Both are associated with the Enhancing Human Rights Protections in Security Contexts at Sydney. The abstract for the paper states:
Police torture in Sri Lanka has been subject to extensive investigation and condemnation but remains a widespread and seemingly entrenched practice. Seeking to understand the resistance of such practices to existing interventions, this article locates the police’s use of torture within a broader geography of social violence in Sri Lanka. We discuss the findings of extensive fieldwork conducted in the north-west of Sri Lanka where we examined not only police behaviour and interactions between police and the broader community but also the social dynamics relationships more generally.
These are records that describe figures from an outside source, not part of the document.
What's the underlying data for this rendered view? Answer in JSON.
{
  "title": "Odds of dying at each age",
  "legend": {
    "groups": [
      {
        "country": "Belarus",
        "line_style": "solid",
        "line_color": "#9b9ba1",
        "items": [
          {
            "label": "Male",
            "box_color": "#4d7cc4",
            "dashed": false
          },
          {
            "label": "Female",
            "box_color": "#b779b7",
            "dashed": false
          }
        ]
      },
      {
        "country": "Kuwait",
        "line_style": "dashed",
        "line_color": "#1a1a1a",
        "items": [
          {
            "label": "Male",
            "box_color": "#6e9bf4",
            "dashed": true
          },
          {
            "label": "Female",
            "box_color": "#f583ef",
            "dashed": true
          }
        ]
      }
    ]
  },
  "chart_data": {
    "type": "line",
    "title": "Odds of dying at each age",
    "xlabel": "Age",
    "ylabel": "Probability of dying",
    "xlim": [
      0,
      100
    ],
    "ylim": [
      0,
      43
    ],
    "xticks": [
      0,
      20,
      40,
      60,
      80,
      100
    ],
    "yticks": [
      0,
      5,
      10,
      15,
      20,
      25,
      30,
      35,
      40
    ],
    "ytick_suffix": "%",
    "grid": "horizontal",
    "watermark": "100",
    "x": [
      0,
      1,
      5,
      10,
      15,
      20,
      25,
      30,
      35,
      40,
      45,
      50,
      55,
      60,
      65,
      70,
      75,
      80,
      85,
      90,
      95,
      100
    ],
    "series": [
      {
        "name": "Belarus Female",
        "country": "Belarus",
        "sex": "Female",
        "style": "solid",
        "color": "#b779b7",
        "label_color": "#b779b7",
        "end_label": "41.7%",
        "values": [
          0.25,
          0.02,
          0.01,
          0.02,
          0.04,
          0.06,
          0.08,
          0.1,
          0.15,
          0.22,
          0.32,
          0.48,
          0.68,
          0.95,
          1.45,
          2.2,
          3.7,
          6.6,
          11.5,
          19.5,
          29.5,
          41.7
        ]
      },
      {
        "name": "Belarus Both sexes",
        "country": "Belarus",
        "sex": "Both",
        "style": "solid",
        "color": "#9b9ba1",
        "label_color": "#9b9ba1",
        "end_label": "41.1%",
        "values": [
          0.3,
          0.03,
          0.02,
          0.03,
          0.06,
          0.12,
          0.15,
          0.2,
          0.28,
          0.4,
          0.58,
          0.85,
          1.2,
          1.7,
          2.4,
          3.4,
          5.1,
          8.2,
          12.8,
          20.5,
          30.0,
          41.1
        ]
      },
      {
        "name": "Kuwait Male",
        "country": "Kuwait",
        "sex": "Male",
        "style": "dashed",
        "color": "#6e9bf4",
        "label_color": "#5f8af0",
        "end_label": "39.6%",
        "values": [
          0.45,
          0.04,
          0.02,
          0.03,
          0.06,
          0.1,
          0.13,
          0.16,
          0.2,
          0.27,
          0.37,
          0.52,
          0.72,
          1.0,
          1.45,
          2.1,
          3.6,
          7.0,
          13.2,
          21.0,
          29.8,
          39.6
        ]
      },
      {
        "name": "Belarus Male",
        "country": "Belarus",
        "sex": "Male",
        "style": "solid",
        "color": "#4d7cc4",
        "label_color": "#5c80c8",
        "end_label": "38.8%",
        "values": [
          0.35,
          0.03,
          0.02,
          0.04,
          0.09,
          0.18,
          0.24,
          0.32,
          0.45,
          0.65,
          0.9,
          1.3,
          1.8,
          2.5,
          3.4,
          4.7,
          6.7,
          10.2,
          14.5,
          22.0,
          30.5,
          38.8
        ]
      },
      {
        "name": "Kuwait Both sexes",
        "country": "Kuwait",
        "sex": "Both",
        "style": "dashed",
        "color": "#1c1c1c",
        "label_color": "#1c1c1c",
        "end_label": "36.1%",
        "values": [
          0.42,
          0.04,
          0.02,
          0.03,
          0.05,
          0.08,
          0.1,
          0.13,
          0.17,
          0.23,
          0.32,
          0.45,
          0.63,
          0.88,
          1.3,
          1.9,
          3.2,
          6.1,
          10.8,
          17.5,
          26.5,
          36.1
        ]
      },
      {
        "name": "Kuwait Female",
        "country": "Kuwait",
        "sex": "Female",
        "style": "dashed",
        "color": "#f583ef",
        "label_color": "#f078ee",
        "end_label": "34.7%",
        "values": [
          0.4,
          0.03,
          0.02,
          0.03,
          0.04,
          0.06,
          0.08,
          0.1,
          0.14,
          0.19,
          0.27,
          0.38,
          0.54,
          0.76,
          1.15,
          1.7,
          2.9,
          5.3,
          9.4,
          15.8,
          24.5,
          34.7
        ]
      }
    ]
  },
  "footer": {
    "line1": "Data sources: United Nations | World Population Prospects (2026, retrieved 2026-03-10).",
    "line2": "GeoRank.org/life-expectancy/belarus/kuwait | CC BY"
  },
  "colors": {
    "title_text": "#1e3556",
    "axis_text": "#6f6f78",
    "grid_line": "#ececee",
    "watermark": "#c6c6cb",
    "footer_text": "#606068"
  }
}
One significant finding was that violence against certain types of people, including police use of torture against such people, is generally accepted, even as the police are broadly criticised in the community for their unethical and ineffective behaviour. Another significant finding was that the society is riven with social hierarchies and that patterns of domination are embedded in social, political and symbolic systems. We conclude that police torture needs to be understood against the background of broader cultural practices whereby social subjects are disciplined and policed to produce appropriate citizens and punish social boundary violations.